Multaq Faces Liver Injury Review in Europe

by Symptom Advice on January 31, 2011

Multaq (dronedarone), a drug used to treat atrial fibrillation made by Sanofi-Aventis, is being reviewed by European regulators for a possible connection to liver damage. Earlier this month, the U.S. Food & Drug Administration (FDA) announced that the label for Multaq was being modified in the U.S. because of reports of liver damage, including severe liver failure, associated with the drug.

Since Multaq’s approval in July 2009 through October 2010, around 492,000 dronedarone prescriptions were dispensed and around 147,000 patients filled Multaq, according to the FDA. The drug is used to treat abnormal heart rhythm in patients who have had an abnormal heart rhythm (atrial fibrillation or atrial flutter) during the past 6 months. Multaq was designed to be a safer alternative to amiodarone, a generic medicine with serious liver and lung risks that is only approved for life-threatening irregular beating in the heart’s lower chambers.

According to the FDA alert, two cases of severe liver failure requiring transplantation occurred at 4.5 and 6 months after initiation of Multaq in patients with previously normal hepatic serum enzymes. both patients were female and approximately 70 years of age.

According to a report in The Wall Street Journal, the European Medicines Agency said its Committee for Medicinal Products for Human use (CHMP) will conduct a review of Multaq. The review will determine if the regulator should maintain, change, suspend or even withdraw a drug’s authorization. It is expected to take several months.

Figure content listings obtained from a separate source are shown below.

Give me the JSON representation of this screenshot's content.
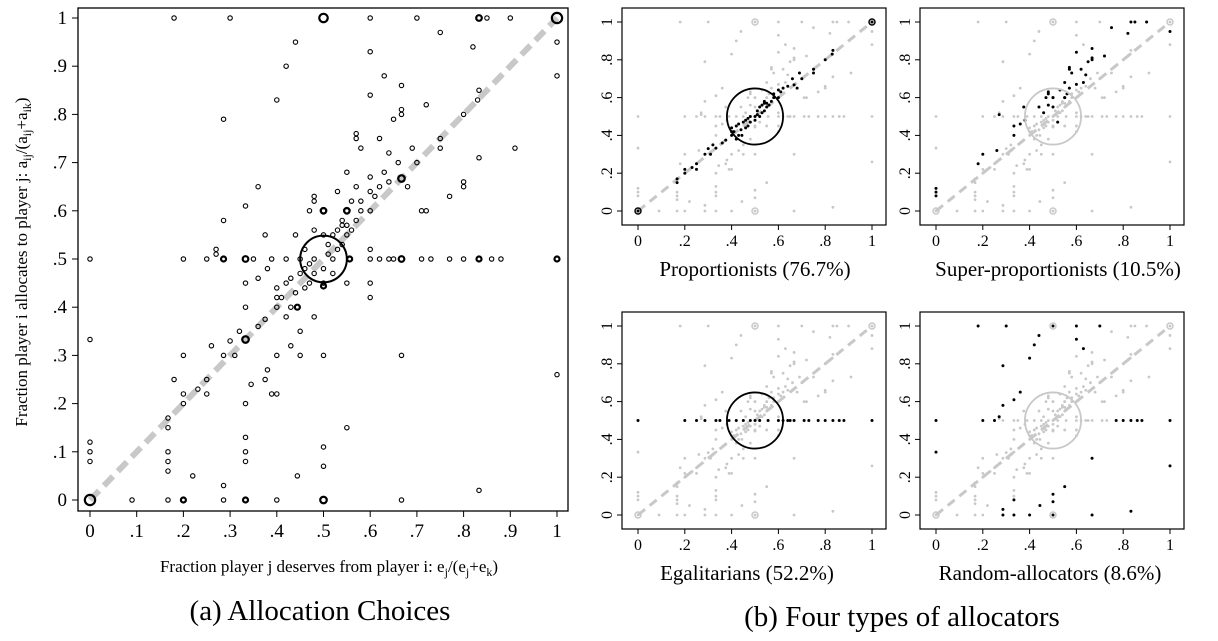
{
  "captions": {
    "a": "(a) Allocation Choices",
    "b": "(b) Four types of allocators"
  },
  "colors": {
    "ink": "#000000",
    "highlight_gray": "#c8c8c8",
    "diagonal_gray": "#c8c8c8"
  },
  "chart_data": [
    {
      "type": "scatter",
      "panel": "a",
      "xlabel_main": "Fraction player j deserves from player i: e",
      "xlabel_parts": [
        "j",
        "/(e",
        "j",
        "+e",
        "k",
        ")"
      ],
      "ylabel_main": "Fraction player i allocates to player j: a",
      "ylabel_parts": [
        "ij",
        "/(a",
        "ij",
        "+a",
        "ik",
        ")"
      ],
      "xlim": [
        0,
        1
      ],
      "ylim": [
        0,
        1
      ],
      "xticks": [
        "0",
        ".1",
        ".2",
        ".3",
        ".4",
        ".5",
        ".6",
        ".7",
        ".8",
        ".9",
        "1"
      ],
      "yticks": [
        "0",
        ".1",
        ".2",
        ".3",
        ".4",
        ".5",
        ".6",
        ".7",
        ".8",
        ".9",
        "1"
      ],
      "reference_line": "y = x (dashed)",
      "marker": "hollow circles sized by frequency",
      "big_circles": [
        {
          "x": 0.5,
          "y": 0.5,
          "r": 0.05
        },
        {
          "x": 0.0,
          "y": 0.0,
          "r": 0.011
        },
        {
          "x": 1.0,
          "y": 1.0,
          "r": 0.011
        },
        {
          "x": 0.5,
          "y": 1.0,
          "r": 0.009
        },
        {
          "x": 0.5,
          "y": 0.0,
          "r": 0.007
        },
        {
          "x": 0.333,
          "y": 0.333,
          "r": 0.007
        },
        {
          "x": 0.667,
          "y": 0.667,
          "r": 0.007
        },
        {
          "x": 0.333,
          "y": 0.5,
          "r": 0.006
        },
        {
          "x": 0.667,
          "y": 0.5,
          "r": 0.006
        },
        {
          "x": 0.833,
          "y": 1.0,
          "r": 0.006
        },
        {
          "x": 0.5,
          "y": 0.6,
          "r": 0.006
        },
        {
          "x": 0.55,
          "y": 0.6,
          "r": 0.006
        },
        {
          "x": 0.333,
          "y": 0.0,
          "r": 0.005
        },
        {
          "x": 0.5,
          "y": 0.444,
          "r": 0.005
        },
        {
          "x": 0.556,
          "y": 0.5,
          "r": 0.005
        },
        {
          "x": 0.444,
          "y": 0.4,
          "r": 0.005
        },
        {
          "x": 1.0,
          "y": 0.5,
          "r": 0.005
        },
        {
          "x": 0.833,
          "y": 0.5,
          "r": 0.005
        },
        {
          "x": 0.2,
          "y": 0.0,
          "r": 0.004
        },
        {
          "x": 0.286,
          "y": 0.5,
          "r": 0.004
        }
      ],
      "points": [
        [
          0,
          0.5
        ],
        [
          0,
          0.333
        ],
        [
          0,
          0.12
        ],
        [
          0,
          0.1
        ],
        [
          0,
          0.08
        ],
        [
          0.09,
          0
        ],
        [
          0.167,
          0
        ],
        [
          0.167,
          0.17
        ],
        [
          0.167,
          0.15
        ],
        [
          0.167,
          0.1
        ],
        [
          0.167,
          0.08
        ],
        [
          0.167,
          0.06
        ],
        [
          0.18,
          1
        ],
        [
          0.18,
          0.25
        ],
        [
          0.2,
          0.5
        ],
        [
          0.2,
          0.22
        ],
        [
          0.2,
          0.2
        ],
        [
          0.22,
          0.05
        ],
        [
          0.231,
          0.23
        ],
        [
          0.25,
          0.22
        ],
        [
          0.25,
          0.5
        ],
        [
          0.25,
          0.25
        ],
        [
          0.27,
          0.52
        ],
        [
          0.27,
          0.51
        ],
        [
          0.286,
          0.58
        ],
        [
          0.286,
          0.3
        ],
        [
          0.286,
          0.79
        ],
        [
          0.286,
          0.03
        ],
        [
          0.286,
          0
        ],
        [
          0.3,
          1
        ],
        [
          0.3,
          0.33
        ],
        [
          0.32,
          0.35
        ],
        [
          0.333,
          0.1
        ],
        [
          0.333,
          0.2
        ],
        [
          0.333,
          0.4
        ],
        [
          0.333,
          0.61
        ],
        [
          0.333,
          0.13
        ],
        [
          0.333,
          0.08
        ],
        [
          0.333,
          0.45
        ],
        [
          0.345,
          0.24
        ],
        [
          0.36,
          0.36
        ],
        [
          0.36,
          0.46
        ],
        [
          0.375,
          0.375
        ],
        [
          0.375,
          0.55
        ],
        [
          0.375,
          0.25
        ],
        [
          0.38,
          0.27
        ],
        [
          0.389,
          0.5
        ],
        [
          0.389,
          0.22
        ],
        [
          0.4,
          0.4
        ],
        [
          0.4,
          0.42
        ],
        [
          0.4,
          0.44
        ],
        [
          0.4,
          0.3
        ],
        [
          0.4,
          0.22
        ],
        [
          0.4,
          0.83
        ],
        [
          0.4,
          0
        ],
        [
          0.41,
          0.42
        ],
        [
          0.42,
          0.45
        ],
        [
          0.42,
          0.38
        ],
        [
          0.42,
          0.9
        ],
        [
          0.43,
          0.46
        ],
        [
          0.43,
          0.4
        ],
        [
          0.43,
          0.32
        ],
        [
          0.44,
          0.55
        ],
        [
          0.44,
          0.43
        ],
        [
          0.44,
          0.95
        ],
        [
          0.444,
          0.05
        ],
        [
          0.45,
          0.47
        ],
        [
          0.45,
          0.5
        ],
        [
          0.45,
          0.35
        ],
        [
          0.45,
          0.3
        ],
        [
          0.46,
          0.48
        ],
        [
          0.46,
          0.44
        ],
        [
          0.46,
          0.52
        ],
        [
          0.47,
          0.45
        ],
        [
          0.47,
          0.6
        ],
        [
          0.47,
          0.49
        ],
        [
          0.48,
          0.47
        ],
        [
          0.48,
          0.5
        ],
        [
          0.48,
          0.56
        ],
        [
          0.48,
          0.63
        ],
        [
          0.48,
          0.38
        ],
        [
          0.5,
          0.6
        ],
        [
          0.5,
          0.55
        ],
        [
          0.5,
          0.45
        ],
        [
          0.5,
          0.3
        ],
        [
          0.5,
          0.11
        ],
        [
          0.5,
          0.07
        ],
        [
          0.5,
          0.48
        ],
        [
          0.51,
          0.53
        ],
        [
          0.51,
          0.51
        ],
        [
          0.52,
          0.5
        ],
        [
          0.52,
          0.55
        ],
        [
          0.52,
          0.47
        ],
        [
          0.53,
          0.56
        ],
        [
          0.53,
          0.52
        ],
        [
          0.53,
          0.64
        ],
        [
          0.54,
          0.57
        ],
        [
          0.54,
          0.58
        ],
        [
          0.54,
          0.53
        ],
        [
          0.55,
          0.55
        ],
        [
          0.55,
          0.57
        ],
        [
          0.55,
          0.6
        ],
        [
          0.55,
          0.68
        ],
        [
          0.55,
          0.45
        ],
        [
          0.55,
          0.15
        ],
        [
          0.56,
          0.56
        ],
        [
          0.56,
          0.62
        ],
        [
          0.57,
          0.58
        ],
        [
          0.57,
          0.65
        ],
        [
          0.57,
          0.76
        ],
        [
          0.57,
          0.75
        ],
        [
          0.58,
          0.6
        ],
        [
          0.58,
          0.62
        ],
        [
          0.58,
          0.73
        ],
        [
          0.6,
          0.6
        ],
        [
          0.6,
          0.64
        ],
        [
          0.6,
          0.67
        ],
        [
          0.6,
          0.52
        ],
        [
          0.6,
          0.45
        ],
        [
          0.6,
          0.42
        ],
        [
          0.6,
          0.84
        ],
        [
          0.6,
          0.93
        ],
        [
          0.6,
          1
        ],
        [
          0.61,
          0.63
        ],
        [
          0.62,
          0.65
        ],
        [
          0.62,
          0.75
        ],
        [
          0.63,
          0.68
        ],
        [
          0.63,
          0.88
        ],
        [
          0.64,
          0.72
        ],
        [
          0.64,
          0.66
        ],
        [
          0.65,
          0.79
        ],
        [
          0.66,
          0.7
        ],
        [
          0.667,
          0.3
        ],
        [
          0.667,
          0.8
        ],
        [
          0.667,
          0.81
        ],
        [
          0.667,
          0.86
        ],
        [
          0.667,
          0
        ],
        [
          0.68,
          0.65
        ],
        [
          0.69,
          0.73
        ],
        [
          0.7,
          0.7
        ],
        [
          0.7,
          1
        ],
        [
          0.71,
          0.5
        ],
        [
          0.71,
          0.6
        ],
        [
          0.72,
          0.6
        ],
        [
          0.72,
          0.82
        ],
        [
          0.73,
          0.5
        ],
        [
          0.75,
          0.75
        ],
        [
          0.75,
          0.73
        ],
        [
          0.75,
          0.97
        ],
        [
          0.77,
          0.63
        ],
        [
          0.77,
          0.5
        ],
        [
          0.8,
          0.66
        ],
        [
          0.8,
          0.65
        ],
        [
          0.8,
          0.8
        ],
        [
          0.8,
          0.5
        ],
        [
          0.82,
          0.94
        ],
        [
          0.83,
          0.83
        ],
        [
          0.833,
          0.85
        ],
        [
          0.833,
          0.71
        ],
        [
          0.833,
          0.02
        ],
        [
          0.85,
          1
        ],
        [
          0.86,
          0.5
        ],
        [
          0.88,
          0.5
        ],
        [
          0.9,
          1
        ],
        [
          0.91,
          0.73
        ],
        [
          1,
          0.26
        ],
        [
          1,
          0.88
        ],
        [
          1,
          0.95
        ],
        [
          0.2,
          0.3
        ],
        [
          0.35,
          0.5
        ],
        [
          0.36,
          0.65
        ],
        [
          0.42,
          0.5
        ],
        [
          0.6,
          0.5
        ],
        [
          0.62,
          0.5
        ],
        [
          0.64,
          0.5
        ],
        [
          0.65,
          0.5
        ],
        [
          0.48,
          0.62
        ],
        [
          0.38,
          0.48
        ],
        [
          0.26,
          0.32
        ],
        [
          0.31,
          0.3
        ]
      ]
    },
    {
      "type": "scatter",
      "panel": "b-top-left",
      "title": "Proportionists (76.7%)",
      "xlim": [
        0,
        1
      ],
      "ylim": [
        0,
        1
      ],
      "xticks": [
        "0",
        ".2",
        ".4",
        ".6",
        ".8",
        "1"
      ],
      "yticks": [
        "0",
        ".2",
        ".4",
        ".6",
        ".8",
        "1"
      ],
      "highlight": "on-diagonal points",
      "circle": {
        "x": 0.5,
        "y": 0.5,
        "r": 0.05
      }
    },
    {
      "type": "scatter",
      "panel": "b-top-right",
      "title": "Super-proportionists (10.5%)",
      "xlim": [
        0,
        1
      ],
      "ylim": [
        0,
        1
      ],
      "xticks": [
        "0",
        ".2",
        ".4",
        ".6",
        ".8",
        "1"
      ],
      "yticks": [
        "0",
        ".2",
        ".4",
        ".6",
        ".8",
        "1"
      ],
      "highlight": "points away from 0.5",
      "circle": {
        "x": 0.5,
        "y": 0.5,
        "r": 0.05
      }
    },
    {
      "type": "scatter",
      "panel": "b-bottom-left",
      "title": "Egalitarians (52.2%)",
      "xlim": [
        0,
        1
      ],
      "ylim": [
        0,
        1
      ],
      "xticks": [
        "0",
        ".2",
        ".4",
        ".6",
        ".8",
        "1"
      ],
      "yticks": [
        "0",
        ".2",
        ".4",
        ".6",
        ".8",
        "1"
      ],
      "highlight": "y = 0.5",
      "circle": {
        "x": 0.5,
        "y": 0.5,
        "r": 0.05
      }
    },
    {
      "type": "scatter",
      "panel": "b-bottom-right",
      "title": "Random-allocators (8.6%)",
      "xlim": [
        0,
        1
      ],
      "ylim": [
        0,
        1
      ],
      "xticks": [
        "0",
        ".2",
        ".4",
        ".6",
        ".8",
        "1"
      ],
      "yticks": [
        "0",
        ".2",
        ".4",
        ".6",
        ".8",
        "1"
      ],
      "highlight": "off-diagonal points",
      "circle": {
        "x": 0.5,
        "y": 0.5,
        "r": 0.05
      }
    }
  ]
}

According to a report from Pharma Times, CHMP has already concluded that “urgent action” on the Multaq issue was warranted, and that warnings and precautions should be added to the medicine’s prescribing information to ensure that patients’ liver function is tested before treatment and that they are closely monitored while taking the drug.

A Direct Healthcare Professional Communication on severe liver injury associated with use of Multaq is now being circulated to healthcare professionals throughout Europe. Sanofi-Aventis sent a similar letter to healthcare professionals in the U.S. earlier this month.

In its U.S. letter, Sanofi-Aventis instructed doctors to tell patients to immediately report any symptoms suggestive of hepatic injury. According to the FDA, these include anorexia, nausea, vomiting, fever, malaise, fatigue, right upper quadrant pain, jaundice, dark urine, or itching.

Patients should stop taking the drug in cases of suspected hepatic injury, the agency said. such patients should undergo liver enzyme tests.

The FDA also suggested that health care providers should consider having patients undergo periodic liver enzyme tests, especially in the first six months of treatment with Multaq (dronedarone).